O rio objetou que o vento podia ir e voltar, porque estava acima da areia, ao passo que as suas águas iriam despejar-se fatalmente nas areias, sendo por estas absorvido.

Aí diz o vento:

— Permita que o vento o leve ao seu destino.

— Porém, como pode isto suceder, obtempera o rio.

— Consinta em que o vento o leve a seu destino.

Malgrado a hesitação do rio que desconfiava da promessa, o vento levantou as águas, transpôs o deserto e fê-las cair numa campina verdejante, onde o rio tomou o seu curso.

O Direito se assemelha ao destino daquele rio lendário.

Ele corre manso ou espadanando em corredeiras, vem do alto da cordilheira ou emerge do fundo da terra, traz a fonte da vida e tem um fadário a cumprir. Um dia depara com a ameaça inarredável de desaparecer melancolicamente nas areias do deserto. É ai, então, que o vento benigno, num milagre da natureza, o alça e o transporta para o outro lado, a fim de que retome o seu curso, continuando a alimentar os seres e a fecundar os vergéis.

Este prodígio tem lugar sempre que o direito corre o risco de se perder.

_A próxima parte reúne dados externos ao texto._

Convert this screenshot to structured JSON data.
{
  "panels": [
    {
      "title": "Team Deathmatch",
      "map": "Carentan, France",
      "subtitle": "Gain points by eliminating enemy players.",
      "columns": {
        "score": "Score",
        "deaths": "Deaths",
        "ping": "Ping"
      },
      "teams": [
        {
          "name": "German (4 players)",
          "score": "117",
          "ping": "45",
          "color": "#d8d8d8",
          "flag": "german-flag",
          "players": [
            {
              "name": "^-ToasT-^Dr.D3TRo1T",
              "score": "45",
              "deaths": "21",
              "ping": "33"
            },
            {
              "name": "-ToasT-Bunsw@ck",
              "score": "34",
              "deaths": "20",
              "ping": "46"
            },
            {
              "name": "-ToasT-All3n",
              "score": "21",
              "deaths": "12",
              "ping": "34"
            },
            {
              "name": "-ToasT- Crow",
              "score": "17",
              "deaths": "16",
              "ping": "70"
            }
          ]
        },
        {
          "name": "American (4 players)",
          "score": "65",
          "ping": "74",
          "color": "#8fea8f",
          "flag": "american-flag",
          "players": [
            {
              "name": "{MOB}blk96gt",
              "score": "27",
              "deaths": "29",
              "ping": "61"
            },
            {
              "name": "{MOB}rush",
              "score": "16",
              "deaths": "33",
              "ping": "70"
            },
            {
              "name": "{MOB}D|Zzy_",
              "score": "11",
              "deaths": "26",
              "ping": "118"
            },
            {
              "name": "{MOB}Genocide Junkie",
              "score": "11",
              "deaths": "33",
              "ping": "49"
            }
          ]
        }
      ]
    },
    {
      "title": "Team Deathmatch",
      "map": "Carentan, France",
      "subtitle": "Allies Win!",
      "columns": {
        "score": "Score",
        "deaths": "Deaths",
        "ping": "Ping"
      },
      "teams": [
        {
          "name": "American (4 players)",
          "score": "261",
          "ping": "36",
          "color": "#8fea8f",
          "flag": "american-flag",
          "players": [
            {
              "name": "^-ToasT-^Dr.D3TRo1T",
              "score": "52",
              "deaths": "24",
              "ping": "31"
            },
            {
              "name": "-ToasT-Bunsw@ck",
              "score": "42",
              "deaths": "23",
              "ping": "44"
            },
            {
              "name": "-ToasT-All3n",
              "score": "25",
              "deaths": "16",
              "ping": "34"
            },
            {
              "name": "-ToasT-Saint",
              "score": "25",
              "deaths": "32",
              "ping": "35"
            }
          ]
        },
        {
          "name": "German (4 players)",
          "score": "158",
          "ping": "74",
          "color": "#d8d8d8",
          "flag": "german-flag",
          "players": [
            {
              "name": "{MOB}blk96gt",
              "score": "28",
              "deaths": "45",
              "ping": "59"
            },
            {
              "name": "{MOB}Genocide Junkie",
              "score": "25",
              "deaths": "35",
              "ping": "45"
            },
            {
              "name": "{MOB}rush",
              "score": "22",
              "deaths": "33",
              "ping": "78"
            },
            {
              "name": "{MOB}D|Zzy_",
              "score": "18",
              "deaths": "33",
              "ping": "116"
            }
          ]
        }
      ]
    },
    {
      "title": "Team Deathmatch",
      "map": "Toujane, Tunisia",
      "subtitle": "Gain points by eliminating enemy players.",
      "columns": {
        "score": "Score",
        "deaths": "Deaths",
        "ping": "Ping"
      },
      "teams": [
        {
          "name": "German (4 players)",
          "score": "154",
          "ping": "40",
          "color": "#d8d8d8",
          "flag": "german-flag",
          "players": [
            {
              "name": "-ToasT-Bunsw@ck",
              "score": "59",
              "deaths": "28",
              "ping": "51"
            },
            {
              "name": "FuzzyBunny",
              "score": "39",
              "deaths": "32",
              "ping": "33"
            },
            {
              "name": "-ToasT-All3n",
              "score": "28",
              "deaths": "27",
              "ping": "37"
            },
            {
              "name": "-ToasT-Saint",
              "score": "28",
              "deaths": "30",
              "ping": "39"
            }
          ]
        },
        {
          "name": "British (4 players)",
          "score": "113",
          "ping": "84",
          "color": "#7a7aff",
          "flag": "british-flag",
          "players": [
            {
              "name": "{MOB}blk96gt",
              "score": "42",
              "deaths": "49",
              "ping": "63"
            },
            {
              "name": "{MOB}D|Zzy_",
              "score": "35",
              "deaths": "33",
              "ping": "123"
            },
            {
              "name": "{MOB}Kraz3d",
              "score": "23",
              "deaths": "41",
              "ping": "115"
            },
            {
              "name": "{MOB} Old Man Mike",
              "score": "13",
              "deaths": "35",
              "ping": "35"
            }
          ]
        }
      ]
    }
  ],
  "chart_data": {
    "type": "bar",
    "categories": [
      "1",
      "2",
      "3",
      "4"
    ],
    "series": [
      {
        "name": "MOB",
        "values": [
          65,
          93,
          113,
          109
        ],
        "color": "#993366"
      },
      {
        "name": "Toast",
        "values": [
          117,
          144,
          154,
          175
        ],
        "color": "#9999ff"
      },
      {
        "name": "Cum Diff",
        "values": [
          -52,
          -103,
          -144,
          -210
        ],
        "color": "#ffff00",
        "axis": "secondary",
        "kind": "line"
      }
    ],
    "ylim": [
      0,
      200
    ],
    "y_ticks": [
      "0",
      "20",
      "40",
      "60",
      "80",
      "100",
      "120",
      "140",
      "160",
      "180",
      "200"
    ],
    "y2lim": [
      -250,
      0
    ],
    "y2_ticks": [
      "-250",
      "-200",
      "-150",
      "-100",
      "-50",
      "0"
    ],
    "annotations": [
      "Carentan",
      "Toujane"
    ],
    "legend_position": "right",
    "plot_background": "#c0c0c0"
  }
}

Eu não sei se fora do mundo há direito, o que sei é que o mundo fora do direito não pode viver, prosperar e ser feliz.

E aguardando a proteção divina, sem a qual tudo será em vão, permito invocar o SALMO DE DAVI:

“Faz-me, SENHOR, conhecer os Teus caminhos, ensina-me as Tuas veredas. Guia-me na Tua verdade e ensina-se, pois, Tu és o Deus de minha salvação em quem eu espero todo o dia”.